Tutto sempre e comunque nella certezza che in ogni scritto la presenza e l’azione dello Spirito di Dio si intersecano perfettamente con la vita dell’uomo, esprimendo un messaggio in cui, come in un quadro, il risultato è effetto della comune intersecazione tra il pittore, la tela e il pennello, che collaborano a quello specifico quadro che ci viene posto innanzi.

Altra considerazione da tenere strettamente presente una volta che ci si avvicina ad un brano biblico è quella della presenza del simbolo. L’etimologia di questo termine (syn-ballein, “mettere insieme”), mostra che esso opera come fattore unificante tra il materiale e lo spirituale: “il simbolo ‘roccia’ (cf. Sal 18,3: “Signore, mia roccia”) evoca la saldezza di Dio e la sua capacità di dare riparo al credente; il simbolo “luce” (cf. Sal 2 7, I: “Il Signore è mia luce”) rinvia alla trascendenza e alla vicinanza divine ... Il simbolo non è una scorza espressiva che dev’essere tolta perché si possa raggiungere un nucleo di verità più profonda: la verità biblica è completamente solidale con il suo mezzo espressivo. E insegna al lettore a cogliere la presenza divina nella storia e nell’umano, non in un’astrazione o in una fuga dal mondo.

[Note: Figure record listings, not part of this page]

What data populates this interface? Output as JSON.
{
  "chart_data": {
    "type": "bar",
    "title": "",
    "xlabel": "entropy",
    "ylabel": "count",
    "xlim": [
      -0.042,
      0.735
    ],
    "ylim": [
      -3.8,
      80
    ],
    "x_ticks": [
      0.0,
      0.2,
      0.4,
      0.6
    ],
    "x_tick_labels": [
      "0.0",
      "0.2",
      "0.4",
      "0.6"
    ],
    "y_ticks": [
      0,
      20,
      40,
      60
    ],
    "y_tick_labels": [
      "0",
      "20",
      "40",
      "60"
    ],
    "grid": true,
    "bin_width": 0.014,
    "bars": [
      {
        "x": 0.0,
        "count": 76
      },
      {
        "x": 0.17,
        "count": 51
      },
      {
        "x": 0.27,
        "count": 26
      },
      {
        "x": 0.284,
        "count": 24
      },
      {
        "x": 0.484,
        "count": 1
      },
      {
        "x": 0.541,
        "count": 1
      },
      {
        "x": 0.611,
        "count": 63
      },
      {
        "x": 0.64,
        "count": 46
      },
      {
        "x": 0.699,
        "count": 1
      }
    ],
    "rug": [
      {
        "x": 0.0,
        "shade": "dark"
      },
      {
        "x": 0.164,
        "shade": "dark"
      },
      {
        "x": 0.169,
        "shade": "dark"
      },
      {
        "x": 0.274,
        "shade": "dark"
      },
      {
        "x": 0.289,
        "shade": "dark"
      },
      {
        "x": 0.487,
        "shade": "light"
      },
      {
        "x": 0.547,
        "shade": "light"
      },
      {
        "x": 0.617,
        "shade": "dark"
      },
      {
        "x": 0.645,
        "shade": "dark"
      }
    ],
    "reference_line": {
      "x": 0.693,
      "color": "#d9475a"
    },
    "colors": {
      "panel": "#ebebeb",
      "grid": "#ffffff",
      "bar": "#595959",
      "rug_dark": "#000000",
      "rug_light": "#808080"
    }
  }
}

Grande importanza il lettore attento dell’Antico Testamento può rilevare nel grande spazio lasciato alla storia. Non una cronaca, o una rievocazione del passato, ma storia come fatti in cui si rivela l’intervento di Dio. È questo un tratto fondamentale della religione dell’Antico Testamento: “è nella storia del popolo d’Israele che Dio si fa conoscere ed entra in relazione con l’uomo. Pertanto, le narrazioni storiche presenti nell’AT sono un’interpretazione teologica della storia stessa: la sequenza evento-interpretazione dell’evento-celebrazione dell’evento è costitutiva della storia biblica come storia di salvezza, come storia teofanica. L’evento salvifico per eccellenza dell’Antico Testamento è un fatto storico: l’esodo”. Ora, non conoscere i termini di questo fatto storico, come le caratteristiche e la durata della precedente cattività, ne limitano inevitabilmente la comprensione e la portata rivelatrice anche nella dimensione spirituale.